- Drew McWeeney of Hit Fix thinks that it is a success, he writes:
- "Gilman and Hayward are exquisite as Sam and Suzy, and I like that they don’t look like polished, perfect Disney Channel kids. They have big personalities that are just starting to come into focus, and they feel like real kids, struggling with the disappointments that are inherent to the maturation process."
- Similarily Simon Gallagher of Film School Rejects enjoyed the film, particularly Bruce Willis, he writes:
- "Bruce Willis is good here, offering an understated, tragicomic turn as Captain Sharp, the sheriff charged with leading the search party, who could quite easily be the geographically removed twin of Willis’ other fine comic character Ernest Menville. Like that Death Becomes Her performance, Willis plays down the star quality and paints Sharp as a slightly bumbling, completely charming fool and hopefully the sometimes Die Hard actor will explore the possibility of taking on more roles like this."

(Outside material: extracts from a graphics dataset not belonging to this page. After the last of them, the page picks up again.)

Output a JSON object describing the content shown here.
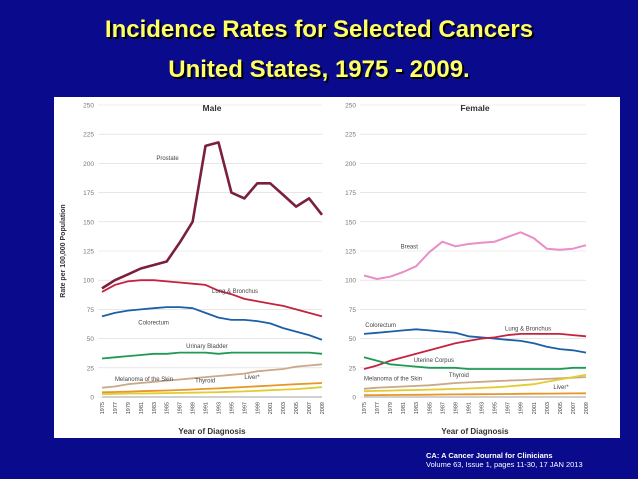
{
  "slide": {
    "title_line1": "Incidence Rates for Selected Cancers",
    "title_line2": "United States, 1975 - 2009.",
    "citation_line1": "CA: A Cancer Journal for Clinicians",
    "citation_line2": "Volume 63, Issue 1, pages 11-30, 17 JAN 2013"
  },
  "colors": {
    "prostate": "#7a1f3c",
    "lung": "#c4223f",
    "colorectum": "#1b5fa8",
    "bladder": "#1f9a54",
    "melanoma": "#caa88a",
    "thyroid": "#e2cc30",
    "liver": "#e89628",
    "breast": "#ea8ec8",
    "uterine": "#1f9a54"
  },
  "chart_data": [
    {
      "type": "line",
      "panel": "male",
      "title": "Male",
      "ylabel": "Rate per 100,000 Population",
      "xlabel": "Year of Diagnosis",
      "ylim": [
        0,
        250
      ],
      "yticks": [
        "0",
        "25",
        "50",
        "75",
        "100",
        "125",
        "150",
        "175",
        "200",
        "225",
        "250"
      ],
      "x": [
        "1975",
        "1977",
        "1979",
        "1981",
        "1983",
        "1985",
        "1987",
        "1989",
        "1991",
        "1993",
        "1995",
        "1997",
        "1999",
        "2001",
        "2003",
        "2005",
        "2007",
        "2009"
      ],
      "series": [
        {
          "name": "Prostate",
          "key": "prostate",
          "label": "Prostate",
          "values": [
            93,
            100,
            105,
            110,
            113,
            116,
            132,
            150,
            215,
            218,
            175,
            170,
            183,
            183,
            173,
            163,
            170,
            156
          ]
        },
        {
          "name": "Lung & Bronchus",
          "key": "lung",
          "label": "Lung & Bronchus",
          "values": [
            90,
            96,
            99,
            100,
            100,
            99,
            98,
            97,
            96,
            91,
            88,
            84,
            82,
            80,
            78,
            75,
            72,
            69
          ]
        },
        {
          "name": "Colorectum",
          "key": "colorectum",
          "label": "Colorectum",
          "values": [
            69,
            72,
            74,
            75,
            76,
            77,
            77,
            76,
            72,
            68,
            66,
            66,
            65,
            63,
            59,
            56,
            53,
            49
          ]
        },
        {
          "name": "Urinary Bladder",
          "key": "bladder",
          "label": "Urinary Bladder",
          "values": [
            33,
            34,
            35,
            36,
            37,
            37,
            38,
            38,
            38,
            37,
            38,
            38,
            38,
            38,
            38,
            38,
            38,
            37
          ]
        },
        {
          "name": "Melanoma of the Skin",
          "key": "melanoma",
          "label": "Melanoma of the Skin",
          "values": [
            8,
            9,
            11,
            12,
            13,
            14,
            15,
            16,
            17,
            18,
            19,
            20,
            22,
            23,
            24,
            26,
            27,
            28
          ]
        },
        {
          "name": "Thyroid",
          "key": "thyroid",
          "label": "Thyroid",
          "values": [
            2.5,
            2.7,
            3,
            3,
            3.2,
            3.3,
            3.5,
            3.7,
            3.9,
            4.1,
            4.5,
            4.8,
            5.3,
            5.8,
            6.3,
            6.8,
            7.5,
            8.5
          ]
        },
        {
          "name": "Liver*",
          "key": "liver",
          "label": "Liver*",
          "values": [
            4,
            4.3,
            4.6,
            5,
            5.3,
            5.6,
            6,
            6.4,
            6.9,
            7.4,
            8,
            8.6,
            9.2,
            9.8,
            10.4,
            11,
            11.5,
            12
          ]
        }
      ]
    },
    {
      "type": "line",
      "panel": "female",
      "title": "Female",
      "xlabel": "Year of Diagnosis",
      "ylim": [
        0,
        250
      ],
      "yticks": [
        "0",
        "25",
        "50",
        "75",
        "100",
        "125",
        "150",
        "175",
        "200",
        "225",
        "250"
      ],
      "x": [
        "1975",
        "1977",
        "1979",
        "1981",
        "1983",
        "1985",
        "1987",
        "1989",
        "1991",
        "1993",
        "1995",
        "1997",
        "1999",
        "2001",
        "2003",
        "2005",
        "2007",
        "2009"
      ],
      "series": [
        {
          "name": "Breast",
          "key": "breast",
          "label": "Breast",
          "values": [
            104,
            101,
            103,
            107,
            112,
            124,
            133,
            129,
            131,
            132,
            133,
            137,
            141,
            136,
            127,
            126,
            127,
            130
          ]
        },
        {
          "name": "Colorectum",
          "key": "colorectum",
          "label": "Colorectum",
          "values": [
            54,
            55,
            56,
            57,
            58,
            57,
            56,
            55,
            52,
            51,
            50,
            49,
            48,
            46,
            43,
            41,
            40,
            38
          ]
        },
        {
          "name": "Lung & Bronchus",
          "key": "lung",
          "label": "Lung & Bronchus",
          "values": [
            24,
            27,
            31,
            34,
            37,
            40,
            43,
            46,
            48,
            50,
            51,
            53,
            54,
            54,
            54,
            54,
            53,
            52
          ]
        },
        {
          "name": "Uterine Corpus",
          "key": "uterine",
          "label": "Uterine Corpus",
          "values": [
            34,
            31,
            28,
            27,
            26,
            25,
            25,
            25,
            24,
            24,
            24,
            24,
            24,
            24,
            24,
            24,
            25,
            25
          ]
        },
        {
          "name": "Melanoma of the Skin",
          "key": "melanoma",
          "label": "Melanoma of the Skin",
          "values": [
            7,
            8,
            8.5,
            9,
            9.5,
            10,
            11,
            12,
            12.5,
            13,
            13.5,
            14,
            14.5,
            15,
            15.5,
            16,
            16.5,
            17
          ]
        },
        {
          "name": "Thyroid",
          "key": "thyroid",
          "label": "Thyroid",
          "values": [
            5,
            5.2,
            5.5,
            5.8,
            6,
            6.3,
            6.6,
            6.9,
            7.3,
            7.8,
            8.3,
            9,
            10,
            11,
            13,
            15,
            17,
            19
          ]
        },
        {
          "name": "Liver*",
          "key": "liver",
          "label": "Liver*",
          "values": [
            1.5,
            1.6,
            1.7,
            1.8,
            1.9,
            2,
            2.1,
            2.2,
            2.3,
            2.4,
            2.5,
            2.6,
            2.7,
            2.8,
            2.9,
            3,
            3.1,
            3.2
          ]
        }
      ]
    }
  ]
}
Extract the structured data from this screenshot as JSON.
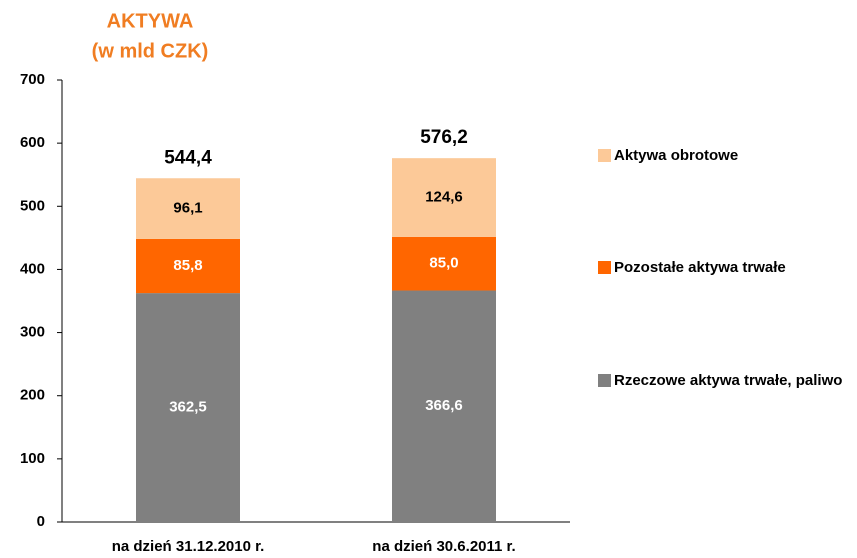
{
  "chart_data": {
    "type": "stacked_bar",
    "title": "AKTYWA",
    "subtitle": "(w mld CZK)",
    "categories": [
      "na dzień 31.12.2010 r.",
      "na dzień 30.6.2011 r."
    ],
    "series": [
      {
        "name": "Rzeczowe aktywa trwałe, paliwo",
        "color": "#808080",
        "label_color": "#ffffff",
        "values": [
          362.5,
          366.6
        ],
        "value_labels": [
          "362,5",
          "366,6"
        ]
      },
      {
        "name": "Pozostałe aktywa trwałe",
        "color": "#ff6600",
        "label_color": "#ffffff",
        "values": [
          85.8,
          85.0
        ],
        "value_labels": [
          "85,8",
          "85,0"
        ]
      },
      {
        "name": "Aktywa obrotowe",
        "color": "#fcc998",
        "label_color": "#000000",
        "values": [
          96.1,
          124.6
        ],
        "value_labels": [
          "96,1",
          "124,6"
        ]
      }
    ],
    "totals": [
      544.4,
      576.2
    ],
    "total_labels": [
      "544,4",
      "576,2"
    ],
    "ylim": [
      0,
      700
    ],
    "yticks": [
      0,
      100,
      200,
      300,
      400,
      500,
      600,
      700
    ],
    "grid": false,
    "legend": "right"
  }
}
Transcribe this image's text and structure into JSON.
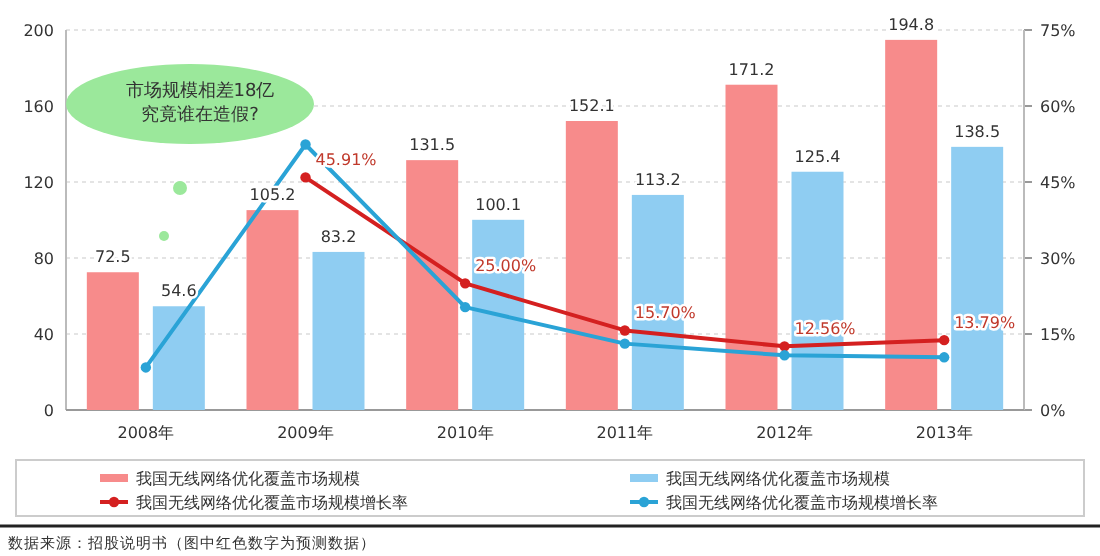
{
  "chart_data": {
    "type": "bar",
    "categories": [
      "2008年",
      "2009年",
      "2010年",
      "2011年",
      "2012年",
      "2013年"
    ],
    "series": [
      {
        "name": "我国无线网络优化覆盖市场规模",
        "color": "#f78b8b",
        "values": [
          72.5,
          105.2,
          131.5,
          152.1,
          171.2,
          194.8
        ],
        "value_labels": [
          "72.5",
          "105.2",
          "131.5",
          "152.1",
          "171.2",
          "194.8"
        ]
      },
      {
        "name": "我国无线网络优化覆盖市场规模",
        "color": "#8fcdf2",
        "values": [
          54.6,
          83.2,
          100.1,
          113.2,
          125.4,
          138.5
        ],
        "value_labels": [
          "54.6",
          "83.2",
          "100.1",
          "113.2",
          "125.4",
          "138.5"
        ]
      },
      {
        "type": "line",
        "axis": "y2",
        "name": "我国无线网络优化覆盖市场规模增长率",
        "color": "#d42020",
        "values": [
          null,
          45.91,
          25.0,
          15.7,
          12.56,
          13.79
        ],
        "value_labels": [
          null,
          "45.91%",
          "25.00%",
          "15.70%",
          "12.56%",
          "13.79%"
        ]
      },
      {
        "type": "line",
        "axis": "y2",
        "name": "我国无线网络优化覆盖市场规模增长率",
        "color": "#2aa3d6",
        "values": [
          8.4,
          52.4,
          20.3,
          13.1,
          10.8,
          10.4
        ]
      }
    ],
    "ylim": [
      0,
      200
    ],
    "yticks": [
      0,
      40,
      80,
      120,
      160,
      200
    ],
    "y2lim": [
      0,
      75
    ],
    "y2ticks": [
      {
        "value": 0,
        "label": "0%"
      },
      {
        "value": 15,
        "label": "15%"
      },
      {
        "value": 30,
        "label": "30%"
      },
      {
        "value": 45,
        "label": "45%"
      },
      {
        "value": 60,
        "label": "60%"
      },
      {
        "value": 75,
        "label": "75%"
      }
    ],
    "grid": "y",
    "legend": "bottom",
    "marker": "circle",
    "annotations": [
      "市场规模相差18亿",
      "究竟谁在造假?",
      "数据来源：招股说明书（图中红色数字为预测数据）"
    ]
  }
}
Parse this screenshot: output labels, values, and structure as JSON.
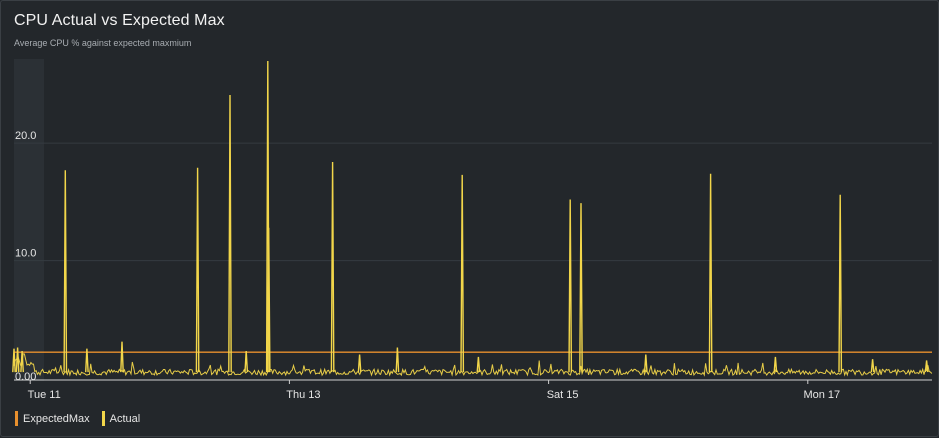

- Sasha Stone of Awards Daily admits that its flaws are noticeable, but says it is so damn charming you simply fall for it:
- "But in the end, it’s hard to hate Moonrise Kingdom — even with all of the parts of it that make it too conscious of itself, too drenched in sun-kissed nostalgia, at times irritatingly quirky — it works ultimately because Gilman and Hayward are so good. Somehow, these two pierced the surface of the Wes Anderson oeuvre and found the core of truth. And that is a story worth telling, no matter how old the characters are, no matter how young."
- Not all the reviews are positive, Xan Brooks of The Guardian was particularly critical:
- "In the meantime, I’m sticking with my gut feeling that Moonrise Kingdom is neither especially funny, or soulful, or even cute, exactly. Jared Gilman and Kara Hayward play the pre-teen lovers who light out along the old Chickchaw trail like a pint-sized Lewis and Clark while the adults (Willis, Bill Murray, “Tilda Swinton as Social Services”) play hapless catch-up behind them. Yet the whole affair feels mannered and makeweight, and I could never shake the sense that Gilman and Hayward were acting for the director as opposed to talking to each other"
- Eric Kohn of Indiewire gives it a B+ praising Cotillard, while also having concerns about the film overall:
- "The filmmaker achieved the apotheosis of this focus with 2009's "A Prophet," in which a lower-class criminal finds his catharsis in religious transcendence. "Rust and Bone," Audiard's latest effort, never reaches those same heights, although it concerns the same fundamental trajectory. Satisfying for what it is, the movie merely confirms Audiard's skill with engaging actors in the potent theme of retribution."
- At The Hollywood Reporter, Todd McCarthy describes the film as solid, with good performances:
- "Ultimately, Rust and Bone emerges as a study of human frailty and strength, the habitual tendancy toward the latter and the unexpected assertions of the latter. The polarities of Audiard’s storytelling and visual approach have been crafted to reinforce this dualty, with the film gathering focus and power in the second half...With overt histrionics having been largely bridled by the director, Cotillard and Schoenaerts give heavily internalized performances marked by sporadic physical outbursts involving athletics and sex. Cotillard’s loveliest moments come late, as, emboldened by the beginnings of a physical and emotional reawakening, she wordlessly expresses Stephanie’s growing awareness of a potentially positive future for herself. For Ali, it takes a major trauma to penetrate his thick skull and turn his attitude around."
- Finally, Sasha at AD calls the film "a beautifully rendered, deeply felt film." She also admits that while, "not everyone will connect with Rust & Bone...those who do the film will burrow deeply in."